СМЕЛЫЙ УДАР РАДИ СЛАВЫ И БОГАТСТВА.
Быть внезапно разбуженным от крепкого сна; полуодетым спешно взгнатым по трапу; и, прежде чем ваши способности успеют вновь обрести свободу, оказаться переброшенным с борта корабля темной и штормовой ночью в шлюпку, которую дико швыряет из стороны в сторону, под брызги воды и хор громких голосов — такое событие не забывается легко. Подобная сцена до сих пор жива в моей памяти, и каждый ее эпизод ясен и отчетлив так, будто все произошло только вчера. Именно так я был "переправлен" вместе с двенадцатью другими на борт фрегата его величества "Тэмерер" — корабля, который на флоте олицетворял то же, что известнейший полк на суше, и носил репутацию "штрафного судна"; это уничижительное прозвище не имело отношения к качествам самого корабля, бывшего исключительно красивым творением французских мастеров, но касалось лишь экипажа и офицеров, поскольку тогдашняя политика заключалась в том, чтобы изолировать негодяев с обоих видов службы, сосредоточивая их на определенных кораблях и в частях, создавая, так сказать, некий index expurgatorius, где в любой момент были доступны все мерзавцы.
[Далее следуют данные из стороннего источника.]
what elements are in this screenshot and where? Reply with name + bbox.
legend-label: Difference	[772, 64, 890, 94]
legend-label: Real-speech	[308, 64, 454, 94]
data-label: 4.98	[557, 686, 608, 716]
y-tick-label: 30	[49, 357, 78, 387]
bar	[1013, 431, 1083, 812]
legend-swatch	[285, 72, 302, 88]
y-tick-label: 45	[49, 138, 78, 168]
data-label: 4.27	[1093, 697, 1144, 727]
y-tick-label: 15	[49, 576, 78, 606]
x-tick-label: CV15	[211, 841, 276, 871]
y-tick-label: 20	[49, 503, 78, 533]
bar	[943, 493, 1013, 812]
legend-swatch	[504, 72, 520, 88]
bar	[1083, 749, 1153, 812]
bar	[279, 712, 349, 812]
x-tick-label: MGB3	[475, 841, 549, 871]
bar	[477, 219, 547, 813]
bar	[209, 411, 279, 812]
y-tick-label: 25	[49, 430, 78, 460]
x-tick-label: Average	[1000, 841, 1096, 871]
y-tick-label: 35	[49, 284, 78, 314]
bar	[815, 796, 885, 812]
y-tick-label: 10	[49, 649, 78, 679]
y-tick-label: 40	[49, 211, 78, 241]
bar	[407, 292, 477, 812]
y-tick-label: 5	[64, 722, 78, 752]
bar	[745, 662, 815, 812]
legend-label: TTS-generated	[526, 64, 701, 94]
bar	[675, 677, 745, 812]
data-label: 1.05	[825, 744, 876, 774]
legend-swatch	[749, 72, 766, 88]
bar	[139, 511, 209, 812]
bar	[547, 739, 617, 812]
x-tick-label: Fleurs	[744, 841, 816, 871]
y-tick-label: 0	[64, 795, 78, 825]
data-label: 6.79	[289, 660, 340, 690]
Было бы неприятно ни моему читателю, ни мне задерживаться на этой теме или вдаваться в описание, где жестокость, преступления, бессердечная тирания и безудержное неповиновение составляли все элементы. Судно, бороздившее моря лишь в качестве огромной пенитенциар-ии — где "линии", "рей" и "трап" образовывали всю систему дисциплины, — вряд ли может служить приятным предметом; и в действительности моя память сохранила о жизни на борту едва ли что-то иное, кроме сцен страдания и горя. Капитан Джесбрук обладал репутацией человека, способного приучить к дисциплине любого, даже самого непокорного. Самые закоренелые негодяи флота, законченные мерзавцы, появление каждого из которых считалось скверной для обычного экипажа, выходили из его рук, как утверждалось, образцами морской выучки и примерного поведения; и нужно признать, что если эта репутация и была заслужена, то не досталась без жертв. Многие умирали под наказаниями; многие уносили с собой болезни, от которых медленно угасали до самой смерти; а немало тех, кто предпочел самоубийство ужасному существованию на борту. И хотя "Тэмерер" — как всегда именовали впоследствии человека, служившего на нем, — время от времени приводился в пример флотской лихости и расторопности, очень немногие знали, сколь дорого был куплен этот единственный успех и какими страшными примерами мук и скорби давалось то уединенное преображение.